Oh that would be really good if you could do that. Because I've wondered if dog story would appeal to other kids other than my own
I totally forgot I owed you a follow up on this--M loved it obsessively (asked for it every night) for a week and a half, then moved on to other stories, which is her usual MO for any story of the mouth (aka a story I tell her without a picture book for reference). I downloaded it to my phone and read your exact words the first time, but the beats were easy enough to memorize I retold it from memory after that first time.
OMG. Wow!!!
When a kid uses their imagination in a story you just know it's going to be good. I thoroughly enjoyed the dog story, and I'm not even a kid. I'll read it to my brother (who is a kid) and see what he thinks. Thank you for sharing.
So many people telling me my boring story is good! Maybe there's a lesson for me here somewhere =]
wait, the dog story is really good! lmk when you need someone to translate it into Spanish!
I love The Wings of the Dove and most of the novels of Henry James, and I love reading what you write about him! As for telling stories to children, it is a rare collaborative effort..perhaps the story is where your unconscious mind can meet someone else’s— and I think it is a good reminder that not everything has to be a book. Or, maybe someday you will write a children’s book with your daughter!

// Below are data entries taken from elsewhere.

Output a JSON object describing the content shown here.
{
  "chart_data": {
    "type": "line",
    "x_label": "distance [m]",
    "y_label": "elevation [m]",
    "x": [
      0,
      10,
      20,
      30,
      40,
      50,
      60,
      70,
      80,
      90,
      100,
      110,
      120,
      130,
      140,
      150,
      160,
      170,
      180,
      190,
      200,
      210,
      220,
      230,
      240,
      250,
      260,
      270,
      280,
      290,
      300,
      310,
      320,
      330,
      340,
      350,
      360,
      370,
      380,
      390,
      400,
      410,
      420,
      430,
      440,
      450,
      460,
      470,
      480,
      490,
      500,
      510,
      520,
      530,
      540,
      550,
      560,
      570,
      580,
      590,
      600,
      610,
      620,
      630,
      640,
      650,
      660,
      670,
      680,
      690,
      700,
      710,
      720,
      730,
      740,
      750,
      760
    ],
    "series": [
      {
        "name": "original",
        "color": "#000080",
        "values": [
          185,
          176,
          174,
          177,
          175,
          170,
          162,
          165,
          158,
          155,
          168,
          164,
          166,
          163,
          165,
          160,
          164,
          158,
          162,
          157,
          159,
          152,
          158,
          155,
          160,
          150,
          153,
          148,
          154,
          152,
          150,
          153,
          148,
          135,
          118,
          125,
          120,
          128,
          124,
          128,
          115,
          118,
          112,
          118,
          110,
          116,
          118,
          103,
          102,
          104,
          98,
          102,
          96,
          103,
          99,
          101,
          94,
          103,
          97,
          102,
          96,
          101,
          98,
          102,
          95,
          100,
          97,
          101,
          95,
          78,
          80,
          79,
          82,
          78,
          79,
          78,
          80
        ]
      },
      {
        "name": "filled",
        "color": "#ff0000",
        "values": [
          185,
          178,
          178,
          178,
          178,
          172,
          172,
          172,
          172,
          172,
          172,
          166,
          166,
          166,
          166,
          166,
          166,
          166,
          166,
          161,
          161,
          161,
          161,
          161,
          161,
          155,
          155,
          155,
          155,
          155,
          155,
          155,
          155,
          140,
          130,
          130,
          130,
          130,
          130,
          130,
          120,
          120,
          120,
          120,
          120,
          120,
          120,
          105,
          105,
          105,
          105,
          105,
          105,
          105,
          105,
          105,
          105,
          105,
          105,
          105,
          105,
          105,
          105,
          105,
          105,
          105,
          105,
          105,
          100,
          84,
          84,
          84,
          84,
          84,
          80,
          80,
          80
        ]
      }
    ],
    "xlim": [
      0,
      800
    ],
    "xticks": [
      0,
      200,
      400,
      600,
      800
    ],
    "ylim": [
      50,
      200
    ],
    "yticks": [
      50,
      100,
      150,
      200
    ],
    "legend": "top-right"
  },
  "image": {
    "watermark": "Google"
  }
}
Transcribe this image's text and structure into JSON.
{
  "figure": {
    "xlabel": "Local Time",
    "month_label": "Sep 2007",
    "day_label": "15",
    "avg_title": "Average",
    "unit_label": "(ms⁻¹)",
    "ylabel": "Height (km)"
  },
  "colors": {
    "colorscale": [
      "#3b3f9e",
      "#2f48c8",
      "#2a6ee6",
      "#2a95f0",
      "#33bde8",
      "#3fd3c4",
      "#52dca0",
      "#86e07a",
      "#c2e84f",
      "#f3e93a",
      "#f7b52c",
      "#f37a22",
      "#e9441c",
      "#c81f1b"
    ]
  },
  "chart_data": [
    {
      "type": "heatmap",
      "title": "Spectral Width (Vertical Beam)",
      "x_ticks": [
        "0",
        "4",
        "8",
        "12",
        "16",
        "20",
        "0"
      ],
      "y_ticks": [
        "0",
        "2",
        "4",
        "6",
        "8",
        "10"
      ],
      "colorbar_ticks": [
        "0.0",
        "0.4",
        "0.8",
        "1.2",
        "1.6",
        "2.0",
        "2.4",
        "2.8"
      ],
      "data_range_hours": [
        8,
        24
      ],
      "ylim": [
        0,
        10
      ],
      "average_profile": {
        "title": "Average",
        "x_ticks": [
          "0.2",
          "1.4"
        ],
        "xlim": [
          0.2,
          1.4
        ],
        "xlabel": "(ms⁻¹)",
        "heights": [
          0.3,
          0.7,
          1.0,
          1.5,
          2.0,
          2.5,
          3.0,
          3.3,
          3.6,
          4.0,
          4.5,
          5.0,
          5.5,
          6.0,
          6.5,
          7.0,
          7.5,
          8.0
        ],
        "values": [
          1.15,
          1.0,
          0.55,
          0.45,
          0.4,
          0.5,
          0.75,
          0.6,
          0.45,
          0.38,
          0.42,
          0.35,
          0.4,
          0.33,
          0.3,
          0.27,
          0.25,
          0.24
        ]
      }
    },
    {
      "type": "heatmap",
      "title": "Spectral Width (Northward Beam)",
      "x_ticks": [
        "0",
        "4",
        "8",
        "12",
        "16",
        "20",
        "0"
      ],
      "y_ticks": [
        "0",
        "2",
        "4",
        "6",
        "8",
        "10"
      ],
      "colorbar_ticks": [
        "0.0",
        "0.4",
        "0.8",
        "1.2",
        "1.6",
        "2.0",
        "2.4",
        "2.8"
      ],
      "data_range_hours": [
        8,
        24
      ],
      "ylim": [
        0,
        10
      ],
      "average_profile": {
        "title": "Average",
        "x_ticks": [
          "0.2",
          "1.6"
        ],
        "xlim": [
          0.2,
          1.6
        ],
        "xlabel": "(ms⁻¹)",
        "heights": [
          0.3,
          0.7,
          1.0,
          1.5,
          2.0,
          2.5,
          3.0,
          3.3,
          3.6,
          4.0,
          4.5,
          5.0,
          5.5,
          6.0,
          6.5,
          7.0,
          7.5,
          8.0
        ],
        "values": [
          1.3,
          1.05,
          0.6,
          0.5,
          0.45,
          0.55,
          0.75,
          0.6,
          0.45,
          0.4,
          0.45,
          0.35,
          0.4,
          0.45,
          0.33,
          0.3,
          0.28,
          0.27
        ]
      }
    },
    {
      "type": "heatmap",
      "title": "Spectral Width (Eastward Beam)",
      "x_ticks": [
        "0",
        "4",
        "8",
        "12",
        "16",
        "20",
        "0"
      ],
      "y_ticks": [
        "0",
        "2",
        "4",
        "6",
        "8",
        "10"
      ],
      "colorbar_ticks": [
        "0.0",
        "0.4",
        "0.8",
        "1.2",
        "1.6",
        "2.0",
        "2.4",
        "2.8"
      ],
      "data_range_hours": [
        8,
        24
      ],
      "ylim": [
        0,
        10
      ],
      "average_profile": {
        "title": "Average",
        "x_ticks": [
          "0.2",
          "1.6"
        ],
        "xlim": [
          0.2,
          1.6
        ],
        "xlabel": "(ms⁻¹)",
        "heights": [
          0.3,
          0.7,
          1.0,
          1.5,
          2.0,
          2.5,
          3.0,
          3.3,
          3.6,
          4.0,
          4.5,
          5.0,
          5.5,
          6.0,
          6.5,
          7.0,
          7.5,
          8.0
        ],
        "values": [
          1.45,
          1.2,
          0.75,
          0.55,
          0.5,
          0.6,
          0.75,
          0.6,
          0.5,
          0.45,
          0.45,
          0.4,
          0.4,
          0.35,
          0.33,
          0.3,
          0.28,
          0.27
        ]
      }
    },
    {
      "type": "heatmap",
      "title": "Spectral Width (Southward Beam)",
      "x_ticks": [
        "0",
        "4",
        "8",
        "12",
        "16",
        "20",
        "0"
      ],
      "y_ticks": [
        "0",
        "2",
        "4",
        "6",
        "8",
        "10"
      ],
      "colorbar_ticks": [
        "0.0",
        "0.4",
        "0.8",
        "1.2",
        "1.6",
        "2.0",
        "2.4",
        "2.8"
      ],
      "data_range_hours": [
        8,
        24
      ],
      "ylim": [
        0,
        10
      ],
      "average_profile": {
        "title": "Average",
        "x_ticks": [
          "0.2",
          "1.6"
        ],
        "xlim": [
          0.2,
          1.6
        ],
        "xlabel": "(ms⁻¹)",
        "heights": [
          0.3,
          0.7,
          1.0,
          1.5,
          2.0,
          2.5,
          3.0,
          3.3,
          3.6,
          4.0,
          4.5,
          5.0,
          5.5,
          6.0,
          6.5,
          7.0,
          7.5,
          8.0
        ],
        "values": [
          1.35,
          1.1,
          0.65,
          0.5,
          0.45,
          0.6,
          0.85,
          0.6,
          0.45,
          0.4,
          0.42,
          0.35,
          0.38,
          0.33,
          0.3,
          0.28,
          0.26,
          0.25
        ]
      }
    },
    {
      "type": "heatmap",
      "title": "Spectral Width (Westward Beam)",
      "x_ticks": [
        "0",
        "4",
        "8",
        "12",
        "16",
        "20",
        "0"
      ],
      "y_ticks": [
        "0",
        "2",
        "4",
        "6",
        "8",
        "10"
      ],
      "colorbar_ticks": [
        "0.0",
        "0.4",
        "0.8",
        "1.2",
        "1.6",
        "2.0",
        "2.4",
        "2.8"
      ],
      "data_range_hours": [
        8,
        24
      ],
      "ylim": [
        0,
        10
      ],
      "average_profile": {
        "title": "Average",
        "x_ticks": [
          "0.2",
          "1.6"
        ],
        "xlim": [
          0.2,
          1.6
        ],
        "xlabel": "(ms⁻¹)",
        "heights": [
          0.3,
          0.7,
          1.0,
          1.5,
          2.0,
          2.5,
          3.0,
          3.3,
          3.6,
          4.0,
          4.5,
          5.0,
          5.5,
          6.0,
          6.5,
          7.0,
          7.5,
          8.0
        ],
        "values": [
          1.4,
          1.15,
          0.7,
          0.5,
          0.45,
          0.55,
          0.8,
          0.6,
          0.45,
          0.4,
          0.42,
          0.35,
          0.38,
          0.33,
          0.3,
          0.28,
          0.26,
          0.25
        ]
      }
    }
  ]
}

Drat! (if people still use that term) I was just going to suggest as a scientifically controlled experiment that you distribute the Dog Story to some friends and see what happens. I hate being second!
But it does give me the chance to change the topic completely (by the way, James is one of my favorite authors. But I love Ulysses and Infinite Jest too so there's that). So my question, do you send your draft books to friends to gauge their reaction and ask for criticism? A friend of mine, (but not close friend) has just handed me a manuscript and purports to really want my comments/reaction. And I think really highly of her and was sort of looking forward to the assignment. But it stinks. And it's a non-fiction book (which surprised me) so it's not a matter of taste. It's just objectively terrible. If there were a few notes to suggest I'd have no problem doing that. But my suggestions would require a massive rewrite to just get the thing into order. Right now it jumps all over the place, is 90% just quotes from other people stitched together badly, and I don't even know what the objective of the book is. So with that as my opinion, I don't think it's helpful to say something like that, and obviously it's personally very awkward. But telling her it's great seems not very helpful either. So to get to the point, when you ask for comments on a work in progress, do you honestly want them, or are you more interested in self validation/overcoming of doubt to allow you to power on? Thanks
I send drafts to friends, and now, twenty years into my writing career, I do want their honest feedback--I'm tired of having to parse and translate peoples' comments to figure out what they REALLY think. Just give it to me straight. But that being said, if I feel hurt after I get their comments, I might not send them anything more (I'm only human after all!) Also sometimes peoples real opinion doesn't really help you artistically in terms of revising the project or figuring out what to do next--that's not their fault, but it means maybe they're not the best beta reader. That being said, early in my career, I definitely mostly wanted validation =]
Thanks very much. My strategy was sort of along those lines; to denigrate myself as the ideal reader for this and just talk about how I'm not a good fit with the book. And if the book were truly a work in progress I might approach it differently. But there's no real benefit to critiquing a book that's ready to go. By the way I loved the Dog Story, and that's not just validation!